Urzeitwesen als kulturelle Symbole

12.10.2011
In seinem neuen Buch "Dinosaurier!" erzählt Alexis Dworsky eine Kulturgeschichte der Dinosaurier. Der 1976 in Freising geborenen Autor beschreibt, für was Dinosaurier im Laufe der Jahrhunderte als Projektionsfläche herhalten mussten.
Robert T. Bakker gehört zu den einflussreichsten Saurierpaläontologen und steht als solcher nicht im Verdacht, sich über seine Forschungsobjekte lustig zu machen. Über den Hype aber, den sie in regelmäßigen Abständen immer wieder auslösen, weiß er durchaus zu scherzen. Die "Dinos" seien ähnlich wie Masern und Röteln: eine drastisch verlaufende, aber auch schnell wieder abklingende Kinderkrankheit. Jungen seien häufiger befallen.

Ob Alexis Dworsky auch so ein Junge war? Zumindest ist er ein Geistesverwandter von Bakker, dessen Bonmot er bereits in der Einleitung seiner wunderbar ideenreichen und inspirierten Promotion zitiert. Seine Kulturgeschichte der Dinosaurier vereint Forscherdrang sowie Lust und Vermögen, originelle Fragen aufzuwerfen, mit Esprit und einem großen Maß an Ironie, wie schon das Titelbild belegt: eine Persiflage auf das Plakat der Godzilla-Verfilmung aus den 50er-Jahren, die analog zur Filmwerbung das "sensationellste Buch der Gegenwart" verheißt.

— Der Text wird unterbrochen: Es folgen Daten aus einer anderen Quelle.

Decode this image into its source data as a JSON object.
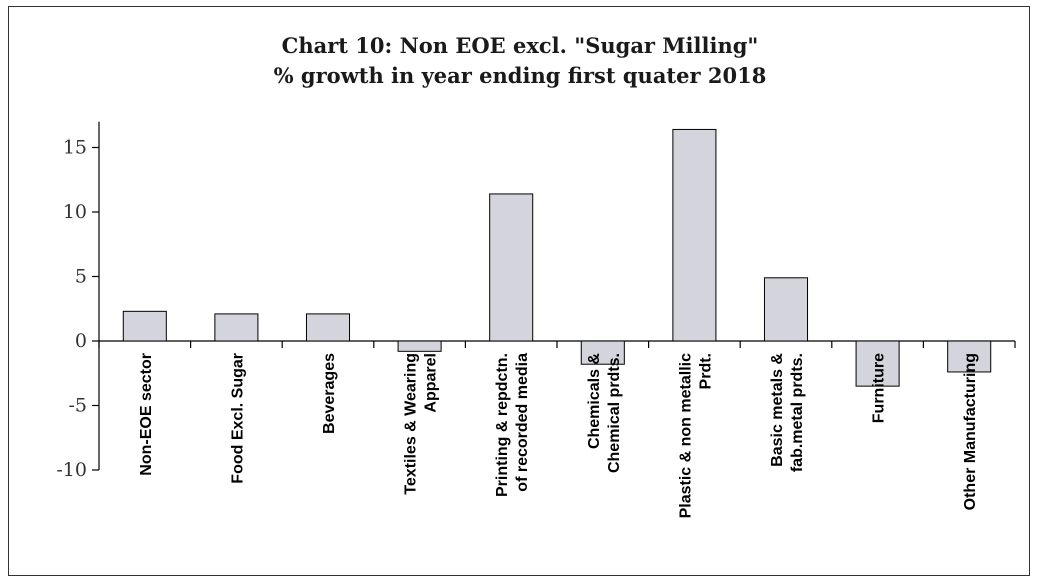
{
  "chart_data": {
    "type": "bar",
    "title": "Chart 10: Non EOE excl. \"Sugar Milling\"",
    "subtitle": "% growth in year ending first quater 2018",
    "xlabel": "",
    "ylabel": "",
    "ylim": [
      -10,
      17
    ],
    "yticks": [
      -10,
      -5,
      0,
      5,
      10,
      15
    ],
    "grid": false,
    "bar_color": "#d4d4dc",
    "bar_edge_color": "#000000",
    "categories": [
      [
        "Non-EOE sector"
      ],
      [
        "Food Excl. Sugar"
      ],
      [
        "Beverages"
      ],
      [
        "Textiles & Wearing",
        "Apparel"
      ],
      [
        "Printing & repdctn.",
        "of recorded media"
      ],
      [
        "Chemicals &",
        "Chemical prdts."
      ],
      [
        "Plastic & non metallic",
        "Prdt."
      ],
      [
        "Basic metals &",
        "fab.metal prdts."
      ],
      [
        "Furniture"
      ],
      [
        "Other Manufacturing"
      ]
    ],
    "values": [
      2.3,
      2.1,
      2.1,
      -0.8,
      11.4,
      -1.8,
      16.4,
      4.9,
      -3.5,
      -2.4
    ]
  }
}
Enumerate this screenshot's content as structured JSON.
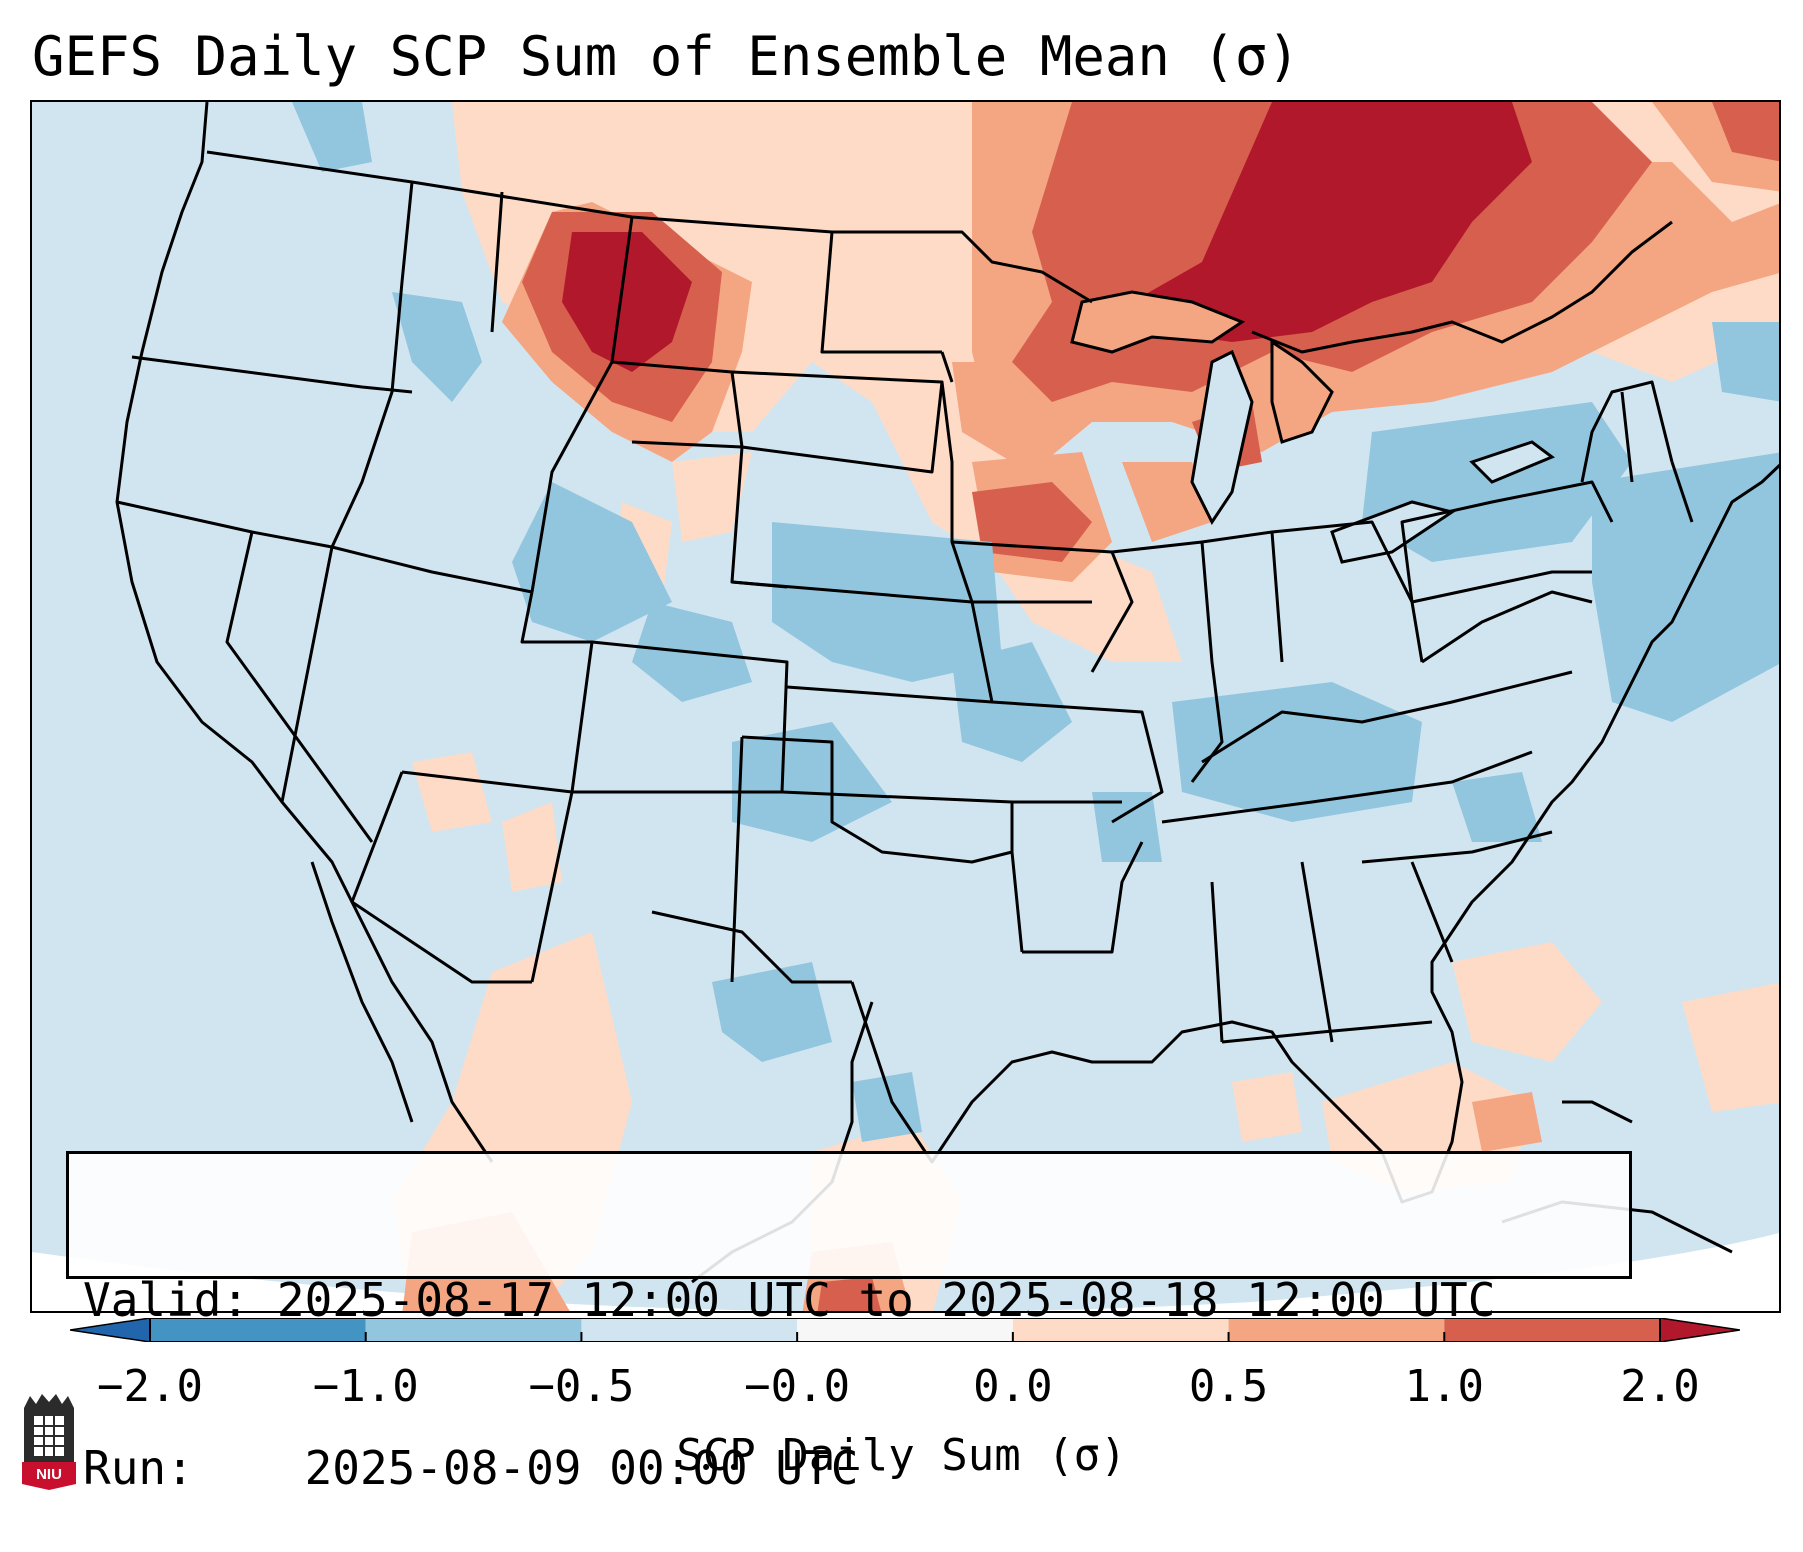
{
  "title": "GEFS Daily SCP Sum of Ensemble Mean (σ)",
  "info_box": {
    "valid_label": "Valid:",
    "valid_value": "2025-08-17 12:00 UTC to 2025-08-18 12:00 UTC",
    "run_label": "Run:",
    "run_value": "2025-08-09 00:00 UTC"
  },
  "colorbar": {
    "label": "SCP Daily Sum (σ)",
    "tick_labels": [
      "−2.0",
      "−1.0",
      "−0.5",
      "−0.0",
      "0.0",
      "0.5",
      "1.0",
      "2.0"
    ],
    "bin_colors": [
      "#4393c3",
      "#92c5de",
      "#d1e5f0",
      "#f7f7f7",
      "#fddbc7",
      "#f4a582",
      "#d6604d"
    ],
    "under_color": "#2166ac",
    "over_color": "#b2182b"
  },
  "colors": {
    "background": "#d1e5f0",
    "border_lines": "#000000"
  },
  "logo": {
    "text": "NIU"
  }
}
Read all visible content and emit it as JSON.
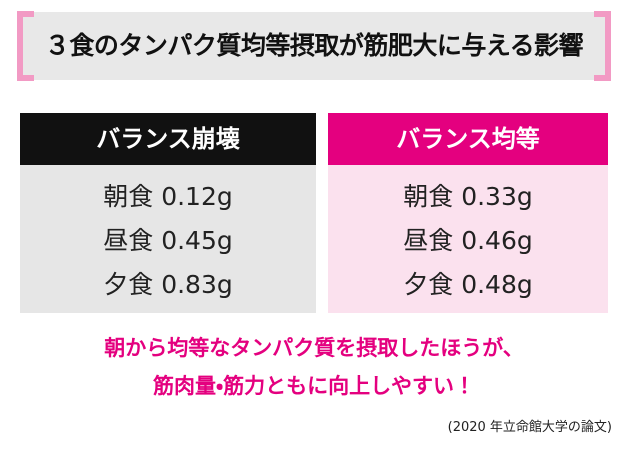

Dworskys Untersuchungsgegenstand ist nicht der Dinosaurier, sondern das Bild, das wir uns von ihm machen. Der Autor nimmt die Urzeitwesen als kulturelle Symbole und gesellschaftliche Konstrukte in den Blick und zeigt ihre Funktion als Projektionsfläche für – dem jeweiligen Zeitgeist verhaftete – Mentalitäten und Ideen. Dass es diese Ideen sind, die die Paläontologie als vermeintlich von gesellschaftlichen Einflüssen freie, "reine" Naturwissenschaft mindestens ebenso geprägt haben, wie fossile Funde sie vorantrieben, versteht sich bei diesem Forschungsansatz von selbst.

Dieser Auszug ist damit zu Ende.